4.11.10

Número 394

TADINHA

Há quem goste de se colocar na posição de coitadinho. Provocar pena. Fragilizar-se. Diferente dos naturalmente humildes, ou dos inseguros, o coitadinho proposital faz uso metódico de sua posição sofredora. É um profissional da esmola, algo que pode ser (e é) muito mais do que a tradicional ajuda monetária no semáforo. Coitadismo é artifício, é proteção. Instância onde não há cobranças: o coitado nunca tem culpa. Nada mais confortável do que portar um salvo conduto obtido a partir de uma conspiração cósmica contra si.

Quer me deixar indignado? Diga que sou um coitadinho. Já fui vítima de injustiça, de violência, de humilhação. E quem não foi? Sofri feito cão vadio dos males do amor, fui caluniado... Até quiseram a minha caveira. Pequei por omissão e – ah, quanto me custa confessar – fui meio covarde em algumas situações. Coitado de mim? Jamais! Reuni forças e sempre tentei superar as adversidades, consciente de que a vida reserva tropeços para quem se dispõe a caminhar. Tombando, descobri muitos motivos para admirar as pessoas em suas vicissitudes: quanto mais sei de seus calos, mais aprecio sua coragem.

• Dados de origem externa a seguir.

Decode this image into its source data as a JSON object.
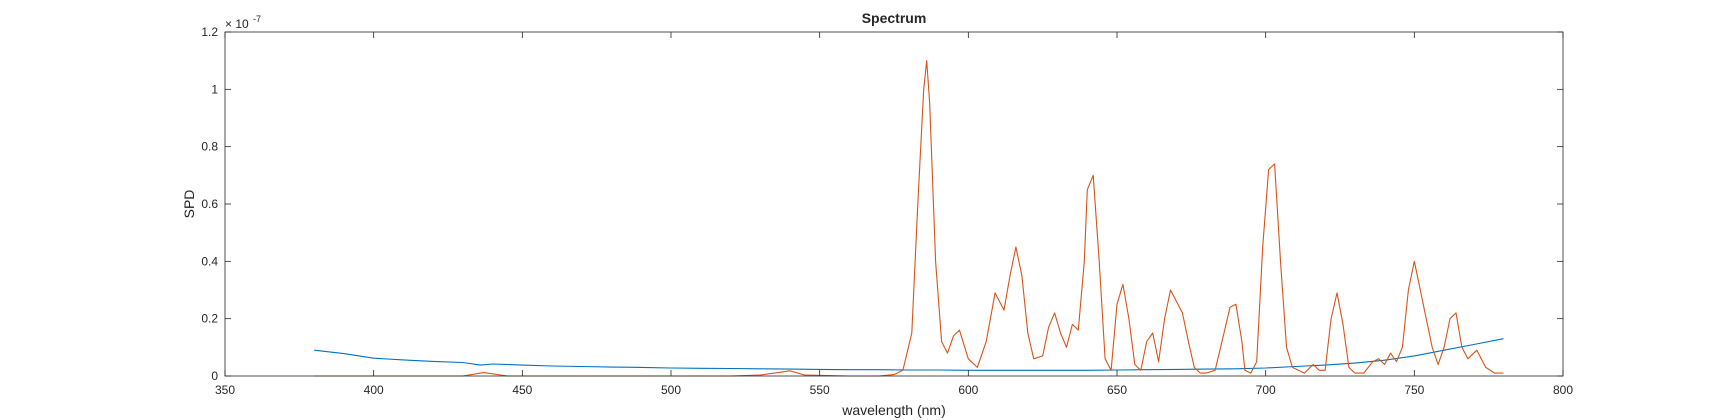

Quer me deixar ainda mais indignado? Chame alguém de coitado reiteradamente. Minha vontade é alertar: "Olha que horror, já estão te chamando de coitado. Faça alguma coisa, correndo!" Mas, quando parece consenso, quando o coitadismo vira escudo, dirijo a revolta para o outro lado: "Coitado, nada! Se faz de vítima para passar bem." Soa para mim como um habeas corpus para a incompetência, para a preguiça, para o masoquismo. Passaporte carimbado para uma vida parasitária. Deus me livre.

Este parecia ser o caso de Tadinha.

Ninguém se lembrava do seu nome: desde pequena, ainda na família, era Tadinha pra cá, Tadinha pra lá. Derrubava o vaso de flores e, tadinha, foi sem querer. Quando batia no rosto do irmão, tadinha, estava só se defendendo. Falava errado, não tinha deveres e ganhava cardápio especial porque, tadinha, era pequena. Cresceu e carregou o apelido para além muros. Levou-o consigo, inclusive, na mochila escolar. E as notas baixas de Tadinha passaram a ser explicadas por perseguições dos professores.

Casou-se com um homem bom. Alguém que compreendeu que, tadinha, era assim tão dada porque os outros abusaram de sua condição ingênua. Durante os votos de núpcias, pairava o silêncio nos bancos da Igreja: Tadinha, de todos, de tantos, escolhera o mais feio, o mais simplório. Mas, tadinha, já estava ficando para tia.

Tadinha não parava em nenhum emprego. Por isso, tadinha, vivia ganhando muita ajuda dos pais – tinha hábitos refinados e bom gosto; além de um marido esforçado, todavia mediano. Por isso, ninguém a culpou quando, tadinha, deu um pé na bunda do homem. Ele nunca estivera à sua altura. Claro que, agora que Tadinha estava com três filhos, o incompetente do ex deveria fazer de tudo para que nada faltasse.

As crianças cresceram meio soltas, pois, tadinha, não dava conta de tudo tão só. O mais velho foi para o mau caminho – acabou preso. Hoje, encontra-se foragido. A do meio se mudou para Minas Gerais. Tadinha não tem notícias da filha ingrata, que dizem estar bem situada na vida. O caçula não! Este está sempre com a mãe. Se bem que, grande coisa... Coitadinho, Tadinho tem muitas dificuldades. Os senhores aí, ou a senhora, não teriam como conseguir uma bolsa de estudos para o pobre garoto?